The subject matter of your book is obviously important, but do not neglect to consider the format and style of your proposed project. The difference between a mediocre idea and one that takes the world by storm can be the manner in which it is delivered. To this end, read as widely as you can while forming your idea of your project. You will learn a great deal from the books that you find engaging but a great deal more those that you don’t enjoy. Personally, I found the style of my book naturally coalesced after finding certain features irritating in other books (things such as very short chapters, a forced friendly tone and an over-reliance on footnotes). Much like design, a good style is invisible, but a bad one is blindingly obvious!

5. Have a social media presence

While it may not be to everyone’s taste, having a presence on social media is a large selling point to a potential publisher, and should be highlighted in your book proposal. Guaranteeing a number of sales – especially confidence-boosting pre-orders – from your followers is a tempting prospect, as is the ease of advertising allowed by simply pointing to your social media handles. In my case, having a large audience on YouTube, but also followings on Instagram, Twitter and Goodreads, was a significant reason I was afforded the opportunity to write Firmament.

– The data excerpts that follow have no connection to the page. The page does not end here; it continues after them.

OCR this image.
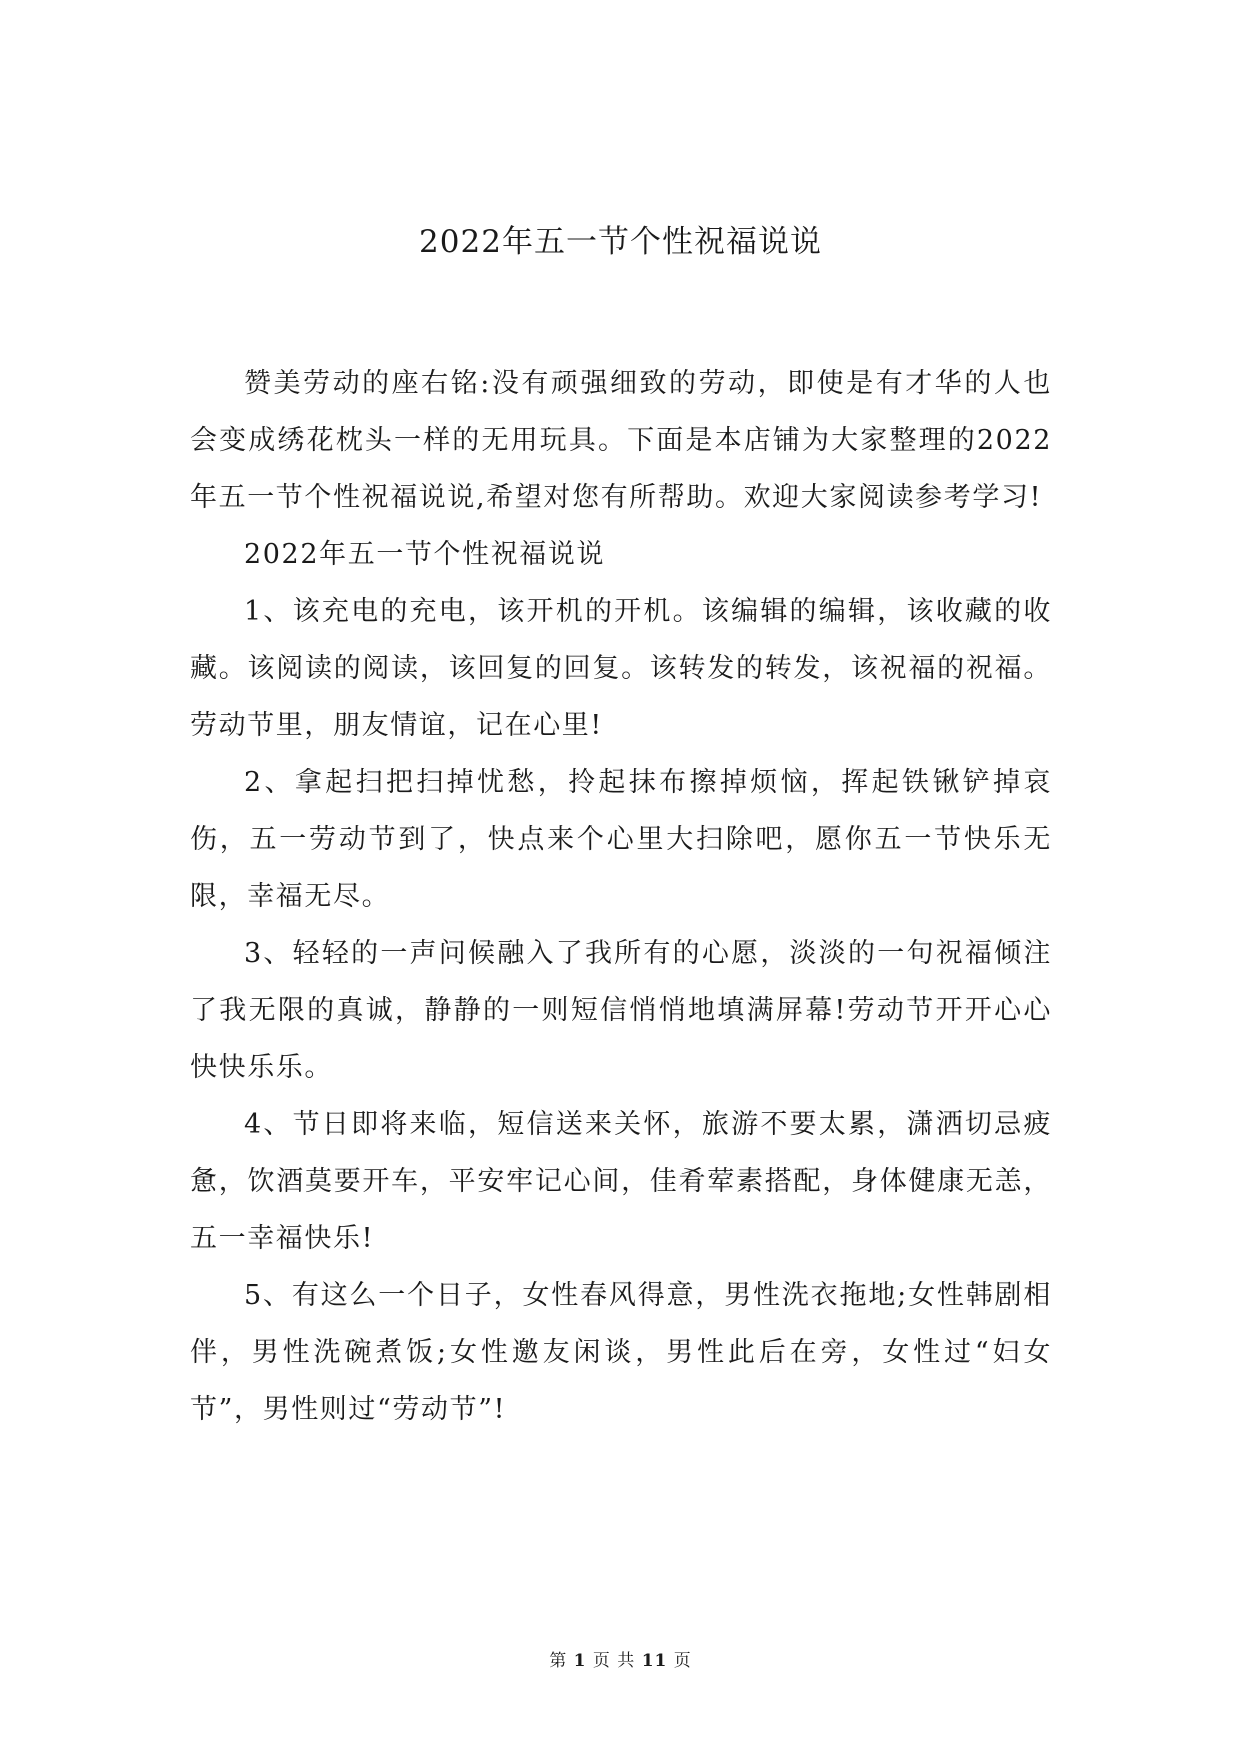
2022年五一节个性祝福说说

赞美劳动的座右铭:没有顽强细致的劳动，即使是有才华的人也会变成绣花枕头一样的无用玩具。下面是本店铺为大家整理的2022年五一节个性祝福说说,希望对您有所帮助。欢迎大家阅读参考学习!

2022年五一节个性祝福说说

1、该充电的充电，该开机的开机。该编辑的编辑，该收藏的收藏。该阅读的阅读，该回复的回复。该转发的转发，该祝福的祝福。劳动节里，朋友情谊，记在心里!

2、拿起扫把扫掉忧愁，拎起抹布擦掉烦恼，挥起铁锹铲掉哀伤，五一劳动节到了，快点来个心里大扫除吧，愿你五一节快乐无限，幸福无尽。

3、轻轻的一声问候融入了我所有的心愿，淡淡的一句祝福倾注了我无限的真诚，静静的一则短信悄悄地填满屏幕!劳动节开开心心快快乐乐。

4、节日即将来临，短信送来关怀，旅游不要太累，潇洒切忌疲惫，饮酒莫要开车，平安牢记心间，佳肴荤素搭配，身体健康无恙，五一幸福快乐!

5、有这么一个日子，女性春风得意，男性洗衣拖地;女性韩剧相伴，男性洗碗煮饭;女性邀友闲谈，男性此后在旁，女性过“妇女节”，男性则过“劳动节”!

第 1 页 共 11 页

6. Have an existing body of popular writing to point to

As already mentioned, the objective of the book proposal is to convince a publisher that you can be trusted to write something worth publishing and that, crucially, will generate sales. As such, having examples of your writing for a general audience will immediately give the publisher an idea of what you would produce for them, removing any uncertainty from their decision. Additionally, practising your writing for such an audience will improve your craft, and allow you to hone your authorial voice. In my case, as well as writing scripts for my YouTube videos, I published a semi-regular blog that gave me opportunities to practise my prose, with the explicit intention of eventually sending it to publishers.

While these points cannot guarantee success, they can certainly make you more appealing as an author and your project more enticing to a potential publisher. Many of them will take effort over a long period of time, and in my own case took several years. But if you have a story you believe the world needs to hear, spending a bit of time crafting the perfect proposal means that when you’re given a chance to take your shot, you won’t miss.

Simon Clark is an author, video maker and science communicator. His first book, Firmament: The Hidden Science of Weather, Climate Change and the Air That Surrounds Us (Hodder & Stoughton), was published in January.